Ca, déjà, je trouve que c'est bien dit !

Parce que ça renvoie bien nos chers politiques français de gauche, comme de droite, "ouiouistes" ou "nonistes" à leurs responsabilités. Ceux qui ont démagogiquement soufflé sur les braises du "non" pendant que d'autres chantaient "oui" en donnant toutes les raisons aux citoyens français de voter "non" (les emmerdes c'est pas ma faute, c'est la faute à Bruxelles, votez pour moi).

Surtout que certains "nonistes" se sont ralliés au "non" par calcul politique, l'exemple de Fabius étant, à mon avis, le plus absurde, lui qui a signé une partie des traités "libéraux" européens pour "craindre",ensuite, que la Constitution Européenne ne les "grave dans le marbre" alors qu'il sont encore en vigueur aujourd'hui, que le traité a été rangé dans un tiroir, et que l'Europe est dans l'impasse.

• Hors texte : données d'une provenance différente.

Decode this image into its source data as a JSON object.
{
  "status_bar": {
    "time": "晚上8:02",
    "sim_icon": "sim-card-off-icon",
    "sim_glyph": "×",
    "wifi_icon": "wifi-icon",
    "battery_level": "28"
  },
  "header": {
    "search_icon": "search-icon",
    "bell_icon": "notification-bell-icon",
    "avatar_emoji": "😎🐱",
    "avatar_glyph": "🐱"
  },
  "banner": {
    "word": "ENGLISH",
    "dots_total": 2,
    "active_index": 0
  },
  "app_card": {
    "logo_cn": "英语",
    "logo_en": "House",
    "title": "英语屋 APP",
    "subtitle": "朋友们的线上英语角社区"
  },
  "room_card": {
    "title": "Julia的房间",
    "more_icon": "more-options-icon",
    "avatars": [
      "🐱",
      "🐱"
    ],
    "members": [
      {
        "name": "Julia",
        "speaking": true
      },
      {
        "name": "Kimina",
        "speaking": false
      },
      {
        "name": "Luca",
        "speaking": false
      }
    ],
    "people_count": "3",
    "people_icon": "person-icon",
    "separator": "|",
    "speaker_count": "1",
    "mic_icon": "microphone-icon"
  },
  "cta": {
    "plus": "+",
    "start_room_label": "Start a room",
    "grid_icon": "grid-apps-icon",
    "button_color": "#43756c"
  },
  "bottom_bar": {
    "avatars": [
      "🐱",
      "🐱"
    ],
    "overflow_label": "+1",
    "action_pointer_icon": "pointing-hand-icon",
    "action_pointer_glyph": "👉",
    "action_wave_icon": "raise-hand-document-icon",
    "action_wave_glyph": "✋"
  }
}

Juncker, encore : "Nous devons attendre la mise en place de nouveaux gouvernements en France et aux Pays-Bas, en juin 2007. D'ici là, on peut réfléchir, discuter, gesticuler, on ne peut pas vraiment avancer".

Voilà le meilleur argument pour les militants socialistes de voter Fabius en novembre (congrès du  PS) et pour nous d'en faire le président français qui devra manger son chapeau en signant le texte et qui devra venir, ensuite, à TF1 confier à Claire Chazal pourquoi le traité qui était mauvais en 2005 est une bonne chose pour la France en 2007.

L'arroseur arrosé. Ce serait marrant… et de bonne guerre.

En tout cas si Juncker est au chômage un des ces jours, il pourrait venir chez nous se présenter à l'élection présidentielle, ça nous changerait !

NDH : Jean-Claude Juncker, premier ministre du Luxembourg, était président du Conseil de l’Union européenne au moment des référendum français et néerlandais.